Alors que la Maison-Blanche vogue d’une crise à l’autre, Donald Trump continue de menacer d’abolir le « catastrophique » Accord de libre-échange nord-américain à moins qu’un nouvel accord ne permette aux États-Unis de gagner sur toute la ligne.

Évidemment, ce genre d’intimidation s’adresse surtout à la base électorale de Trump, pour qui tous les prétextes sont bons pour clouer le Mexique au pilori et condamner un accord négocié par un Bush et ratifié par un Clinton.

Même si le Canada est un peu comme un chien dans un jeu de quilles dans cette mise en scène politique, il doit s’assurer de tirer le meilleur parti de la nécessaire modernisation de l’ALÉNA et, surtout, d’éviter le pire.

Le monde à l’envers

Dans les négociations commerciales à Washington par les temps qui courent, c’est le monde à l’envers.

Habituellement, les présidents américains sont les défenseurs du libre-échange et le Congrès joue le rôle du méchant protectionniste.

Aujourd’hui, dans la scène classique du « good cop bad cop », les rôles sont inversés, ce qui représente tout un défi pour les négociateurs canadiens et mexicains.

Des menaces et des sourires

En marge de la visite de Trudeau d’hier, Trump a réaffirmé sa détermination à bazarder l’ALÉNA si celui-ci ne garantit pas des surplus commerciaux aux États-Unis.

Il a entre autres déclaré qu’il serait prêt à négocier des accords bilatéraux à la pièce avec ses deux voisins, ce qui peut passer en surface pour une manifestation d’ouverture, mais serait très problématique pour le Canada et le Mexique.

Somme toute, Justin Trudeau ne s’est pas trop mal tiré du bref face-à-face d’hier.
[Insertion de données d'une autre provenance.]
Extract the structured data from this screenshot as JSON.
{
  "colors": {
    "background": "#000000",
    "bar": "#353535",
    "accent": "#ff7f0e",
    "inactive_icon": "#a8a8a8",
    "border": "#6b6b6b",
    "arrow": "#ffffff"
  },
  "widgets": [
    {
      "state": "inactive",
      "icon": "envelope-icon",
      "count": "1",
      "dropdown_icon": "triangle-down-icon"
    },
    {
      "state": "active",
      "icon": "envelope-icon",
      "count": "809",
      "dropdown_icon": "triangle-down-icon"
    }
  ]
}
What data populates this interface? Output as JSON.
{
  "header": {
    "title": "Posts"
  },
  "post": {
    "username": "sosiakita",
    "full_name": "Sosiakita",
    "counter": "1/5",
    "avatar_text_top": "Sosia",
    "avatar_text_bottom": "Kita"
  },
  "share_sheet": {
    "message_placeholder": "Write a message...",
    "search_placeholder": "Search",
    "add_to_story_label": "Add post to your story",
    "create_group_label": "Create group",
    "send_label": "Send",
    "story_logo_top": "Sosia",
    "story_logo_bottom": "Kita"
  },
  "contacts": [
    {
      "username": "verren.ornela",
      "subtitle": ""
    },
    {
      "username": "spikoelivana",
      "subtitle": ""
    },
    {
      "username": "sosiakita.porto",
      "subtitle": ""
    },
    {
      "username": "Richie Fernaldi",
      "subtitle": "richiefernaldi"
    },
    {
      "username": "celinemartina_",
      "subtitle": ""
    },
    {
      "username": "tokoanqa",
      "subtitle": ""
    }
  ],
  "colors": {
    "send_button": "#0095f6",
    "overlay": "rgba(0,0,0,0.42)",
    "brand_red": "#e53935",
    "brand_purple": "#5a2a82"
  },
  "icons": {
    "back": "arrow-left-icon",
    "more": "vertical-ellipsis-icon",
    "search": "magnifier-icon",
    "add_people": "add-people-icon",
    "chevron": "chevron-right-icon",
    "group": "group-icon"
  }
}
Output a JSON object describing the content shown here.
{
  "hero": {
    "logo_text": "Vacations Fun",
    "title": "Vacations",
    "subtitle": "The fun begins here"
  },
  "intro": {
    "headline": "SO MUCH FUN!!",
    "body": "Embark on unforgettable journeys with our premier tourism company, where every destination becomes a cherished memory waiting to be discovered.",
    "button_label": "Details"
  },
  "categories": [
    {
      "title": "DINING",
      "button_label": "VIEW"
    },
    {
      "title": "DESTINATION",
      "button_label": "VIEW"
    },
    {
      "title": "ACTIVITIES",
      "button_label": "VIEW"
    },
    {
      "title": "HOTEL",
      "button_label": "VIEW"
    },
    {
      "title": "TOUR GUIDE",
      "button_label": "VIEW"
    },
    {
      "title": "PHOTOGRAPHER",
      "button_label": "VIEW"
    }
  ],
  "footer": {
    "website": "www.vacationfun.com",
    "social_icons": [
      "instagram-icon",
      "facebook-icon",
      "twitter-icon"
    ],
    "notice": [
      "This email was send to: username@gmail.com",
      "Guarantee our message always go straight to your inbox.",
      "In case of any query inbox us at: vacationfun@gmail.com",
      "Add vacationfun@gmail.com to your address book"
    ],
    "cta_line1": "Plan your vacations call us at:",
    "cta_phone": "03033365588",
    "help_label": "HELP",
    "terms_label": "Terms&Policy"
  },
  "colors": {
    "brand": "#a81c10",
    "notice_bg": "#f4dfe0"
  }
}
Le premier ministre canadien a su écouter patiemment les bravades et les envolées rhétoriques de son vis-à-vis en souriant et en lui rappelant gentiment que chacun ne peut gagner de telles négociations que si tous y gagnent.

Encore une fois, on a pu constater que dans ses interactions avec Donald Trump, la formation d’acteur de théâtre de Justin Trudeau le sert assez bien.

Le Congrès, un allié imprévisible

Ce qui rend la négociation délicate pour le Canada est que le Congrès est le principal allié des partenaires commerciaux des États-Unis dans la capitale, mais ce rôle ne lui est pas familier.

Les exportateurs et les États qui bénéficient de l’ALÉNA ne seront pas silencieux dans les semaines qui s’en viennent, mais le Congrès sera d’abord à l’écoute de ceux qui réclament des concessions majeures de la part du Canada.

Même si les menaces de Trump sont creuses, on ne peut pas compter sur son aide non plus. Cela laisse le Congrès comme dernier rempart de défense des accords existants et comme promoteur de leur modernisation.

Pour le Canada, ce n’est pas une perspective très encourageante.